The complaint said he had been planning since October to support the efforts of the Islamic State of Iraq and the Levant, a group that has been fighting in Syria's 3-year-old civil war and is designated by the U.S. State Department as a terrorist organization.

Investigators said Teausant discussed his scheme at length with a person who turned out to be a paid FBI informant, repeatedly affirming that he was serious about it.

The Islamic State of Iraq and the Levant is a breakaway organization from al-Qaida that is considered one of the most brutal groups fighting in Syria's civil war, made up largely of non-Syrian Islamic militants. It has seized several areas in Syria as it fights the government of President Bashar Assad.

The complaint said Teausant referred to himself as a convert to Islam but did not give details about when or why he may have done so. He met the informant through a mutual acquaintance, the document said.
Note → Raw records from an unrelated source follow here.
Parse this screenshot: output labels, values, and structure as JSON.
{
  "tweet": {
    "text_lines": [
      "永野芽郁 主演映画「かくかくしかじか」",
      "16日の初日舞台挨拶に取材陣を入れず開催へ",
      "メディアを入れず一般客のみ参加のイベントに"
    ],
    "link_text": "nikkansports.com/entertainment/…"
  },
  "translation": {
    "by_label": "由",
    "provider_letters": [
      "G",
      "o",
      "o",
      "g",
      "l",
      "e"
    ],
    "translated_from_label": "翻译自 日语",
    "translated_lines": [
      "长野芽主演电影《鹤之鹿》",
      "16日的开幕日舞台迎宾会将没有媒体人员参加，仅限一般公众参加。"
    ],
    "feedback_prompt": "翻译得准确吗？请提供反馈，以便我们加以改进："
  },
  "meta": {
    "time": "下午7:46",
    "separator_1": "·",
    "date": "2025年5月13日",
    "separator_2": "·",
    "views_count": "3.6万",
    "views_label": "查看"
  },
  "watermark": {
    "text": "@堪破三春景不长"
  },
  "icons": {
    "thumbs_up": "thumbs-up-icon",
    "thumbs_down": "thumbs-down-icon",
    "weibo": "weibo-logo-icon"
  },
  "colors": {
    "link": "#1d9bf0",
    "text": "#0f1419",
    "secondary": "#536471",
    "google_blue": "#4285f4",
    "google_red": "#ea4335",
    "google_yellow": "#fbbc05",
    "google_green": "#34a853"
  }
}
Among Teausant's plans was to appear in videos for the group, without covering his face — to be "the one white devil that leaves their face wide open to the camera," he was quoted in the complaint as saying.

The informant put Teausant in contact with a "mentor" — in reality, an undercover federal agent — who could purportedly approve his efforts to join the extremists. Early this month, the "mentor" blessed Teausant's travels, and he boarded a train for Seattle on Sunday night, the complaint said.

When the bus arrived in Blaine, just south of Vancouver, British Columbia, U.S. Customs and Border Protection stopped it and questioned Teausant about where he was headed. He responded that he was traveling to Vancouver and was arrested, the complaint said.

The complaint said Teausant enlisted in the National Guard in April 2012 but never underwent basic training because he didn't meet academic requirements.

The complaint also states that Teausant told the informant he has an infant daughter and had arranged for his mother to get custody of the girl if he disappeared.

At one point, the informant questioned him about whether he was serious about his plans, given that he talked a lot but did not seem to follow through.

The maximum penalty for attempting to provide support to a foreign terrorist organization is 15 years in prison and a $250,000 fine.